ForCAD v0.2.0 now supports `knot insertion`

, `degree elevation`

, and `calculation of derivatives`

for NURBS curves, surfaces and volumes. To help test the functionalities and improve the library, please submit any NURBS examples if you already have as pull requests (PRs). Your contributions will greatly enhance ForCAD. Thank you!

ForCAD now supports knot removal, embedding meshes into NURBS, retrieving IGA element connectivity, and includes some predefined NURBS shapes such as circle, half circle, tetragon, hexahedron, 2D ring, half 2D ring, 3D ring, half 3D ring. It also includes rotatation and translation of geometry and control geometry, along with visualization using PyVista. Below is an example of embedding meshes into a NURBS volume and visualizing it using PyVista.
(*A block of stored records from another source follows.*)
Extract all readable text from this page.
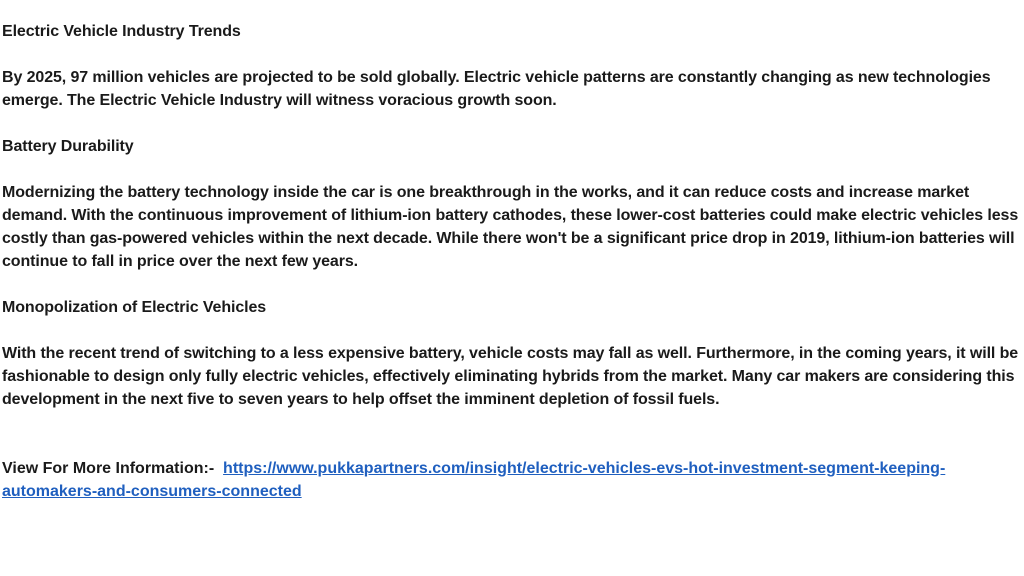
Electric Vehicle Industry Trends

By 2025, 97 million vehicles are projected to be sold globally. Electric vehicle patterns are constantly changing as new technologies emerge. The Electric Vehicle Industry will witness voracious growth soon.

Battery Durability

Modernizing the battery technology inside the car is one breakthrough in the works, and it can reduce costs and increase market demand. With the continuous improvement of lithium-ion battery cathodes, these lower-cost batteries could make electric vehicles less costly than gas-powered vehicles within the next decade. While there won't be a significant price drop in 2019, lithium-ion batteries will continue to fall in price over the next few years.

Monopolization of Electric Vehicles

With the recent trend of switching to a less expensive battery, vehicle costs may fall as well. Furthermore, in the coming years, it will be fashionable to design only fully electric vehicles, effectively eliminating hybrids from the market. Many car makers are considering this development in the next five to seven years to help offset the imminent depletion of fossil fuels.

View For More Information:- https://www.pukkapartners.com/insight/electric-vehicles-evs-hot-investment-segment-keeping-automakers-and-consumers-connected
A logo has also been designed using ForCAD and visualized using ParaView.

Additionally, I have added new examples that convert NURBS surfaces to PPM images using ForImage and colorize them using ForColormap.

@Ali

That’s great news!

I am the developer of some Fortran codes that make use of the SISL and forSISL (thank you @rwmsu ) libraries to model and mesh Turbomachinery and Aerospace components for CFD applications…

Given that SISL is no longer maintained ForCAD seems perfect for a future replacement!

A capability to project x,y,z points on a surface (i.e. getting u and v parameters that are close enough to the initial point ) would be particularly useful!

This is an operation that is carried out with high frequency in CFD meshing, e.g. connecting a wing to the aircraft body or a compressor blade to the hub/root platform…

SISL has got that in two flavours: a high accuracy routine and a very fast one… the latter being particularly useful and time-saving if you have got thousands of points to project!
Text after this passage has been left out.